Die erste Strategie der Regierung war Schweigen. Nach einem Monat kamen Aufrufe zum Dialog, die scheiterten. Dann begannen die Repressionen gegen die Demonstranten mit tragischen Folgen: übermäßige Gewalt, Folter, willkürliche Festnahmen, mindestens 77 Tote bisher in diesem Jahr.

Aufgrund der Schwäche der Polizei wurden kriminelle Gruppen gefördert, die den Herrschenden nahestehen. Es kam zu Massakern und der Unterwanderung der Proteste.

Die Reaktion der westlichen Medien war zu erwarten: Schweigen so lange es eben ging und, als die Tiefe der Krise unbestreitbar wurde, ihre Falschdarstellung. Sie leugnen den friedlichen Charakter der meisten Proteste und die Mitverantwortung der „Internationalen Gemeinschaft“. Darüber hinaus mischen sich die USA, die Organisation Amerikanischer Staaten und der IWF ständig ein und unterstützen Moïse immer noch. In den letzten Wochen intervenierten die US-Botschaft und das US-Außenministerium öffentlich, spürbar verärgert durch die Auswirkungen der Krise auf die Profite der transnationalen Konzerne.
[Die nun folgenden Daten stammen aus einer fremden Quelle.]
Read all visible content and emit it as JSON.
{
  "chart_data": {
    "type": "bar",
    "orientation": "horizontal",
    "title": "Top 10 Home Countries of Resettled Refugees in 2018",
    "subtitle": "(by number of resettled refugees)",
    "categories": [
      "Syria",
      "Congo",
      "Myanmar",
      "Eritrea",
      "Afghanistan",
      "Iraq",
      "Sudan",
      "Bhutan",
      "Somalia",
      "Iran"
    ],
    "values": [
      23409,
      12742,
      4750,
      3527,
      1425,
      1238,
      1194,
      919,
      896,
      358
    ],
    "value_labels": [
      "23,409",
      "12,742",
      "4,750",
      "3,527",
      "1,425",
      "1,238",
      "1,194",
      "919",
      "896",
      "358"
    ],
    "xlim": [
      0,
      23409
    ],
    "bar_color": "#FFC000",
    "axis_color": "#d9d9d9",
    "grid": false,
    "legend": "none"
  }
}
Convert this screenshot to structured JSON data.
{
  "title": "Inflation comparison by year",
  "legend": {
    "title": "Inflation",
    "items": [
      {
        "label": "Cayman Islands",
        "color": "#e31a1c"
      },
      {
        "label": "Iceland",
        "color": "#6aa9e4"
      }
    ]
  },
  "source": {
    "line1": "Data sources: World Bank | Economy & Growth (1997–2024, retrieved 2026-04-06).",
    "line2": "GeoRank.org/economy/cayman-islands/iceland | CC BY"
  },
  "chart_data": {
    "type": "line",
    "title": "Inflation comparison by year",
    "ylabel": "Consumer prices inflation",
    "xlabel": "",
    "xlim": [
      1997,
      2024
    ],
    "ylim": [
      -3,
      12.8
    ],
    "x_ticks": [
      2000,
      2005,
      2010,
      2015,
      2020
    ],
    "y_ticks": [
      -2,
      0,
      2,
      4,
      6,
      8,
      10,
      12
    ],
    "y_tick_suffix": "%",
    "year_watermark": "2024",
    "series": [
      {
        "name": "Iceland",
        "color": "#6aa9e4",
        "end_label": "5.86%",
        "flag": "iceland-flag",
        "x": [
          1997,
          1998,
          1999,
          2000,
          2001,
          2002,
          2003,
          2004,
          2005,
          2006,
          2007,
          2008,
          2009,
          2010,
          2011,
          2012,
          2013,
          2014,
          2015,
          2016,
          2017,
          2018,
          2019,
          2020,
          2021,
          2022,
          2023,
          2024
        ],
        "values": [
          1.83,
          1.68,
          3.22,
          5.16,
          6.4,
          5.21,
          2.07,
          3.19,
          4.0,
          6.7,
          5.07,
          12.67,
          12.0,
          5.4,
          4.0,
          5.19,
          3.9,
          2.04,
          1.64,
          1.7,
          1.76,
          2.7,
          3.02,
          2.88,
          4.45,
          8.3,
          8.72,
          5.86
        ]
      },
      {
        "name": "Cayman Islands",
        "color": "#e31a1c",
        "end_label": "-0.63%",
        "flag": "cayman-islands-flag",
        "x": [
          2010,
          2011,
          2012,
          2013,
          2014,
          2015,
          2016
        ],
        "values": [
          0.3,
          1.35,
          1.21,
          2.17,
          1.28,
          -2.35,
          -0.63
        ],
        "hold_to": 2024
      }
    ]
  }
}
Auf der anderen Seite haben sich zwei Oppositionskoalitionen gebildet, vom Patriotischen Forum – das die Straßenmobilisierungen und die sozialen Bewegungen repräsentiert – bis hin zu Konservativen der verschiedenen Fraktionen der einheimischen Bourgeoisie und des reaktionären Kleinbürgertums.

Zwei Lösungen sind möglich: Die USA ermuntern die rechte Opposition zu einem Abkommen mit der Regierung, im Gegenzug gibt es vorgezogene Wahlen und die Möglichkeit von Verfassungsänderungen. Da ein Konsens nicht möglich ist, setzt diese Lösung die Niederlage der Volksbewegung voraus.

Oder eine fortschrittliche Lösung durch den Aufbau einer Nationalversammlung und einer Übergangsregierung, in der organisierte Volkskräfte die Hegemonie der traditionellen politischen Klasse bekämpfen und den Druck von der Straße aufrechterhalten. Bereits vereinbart wurden Prozesse gegen die Verantwortlichen der PetroCaribe-Unterschlagung und der Massaker und eine Reform des Wahlrechts. Um diesen Prozess zu befördern, müssen sich die Volkskräfte schnell organisieren und die Mächte der Region zurückhalten, um einer Volksregierung ein Minimum an Autonomie zu sichern.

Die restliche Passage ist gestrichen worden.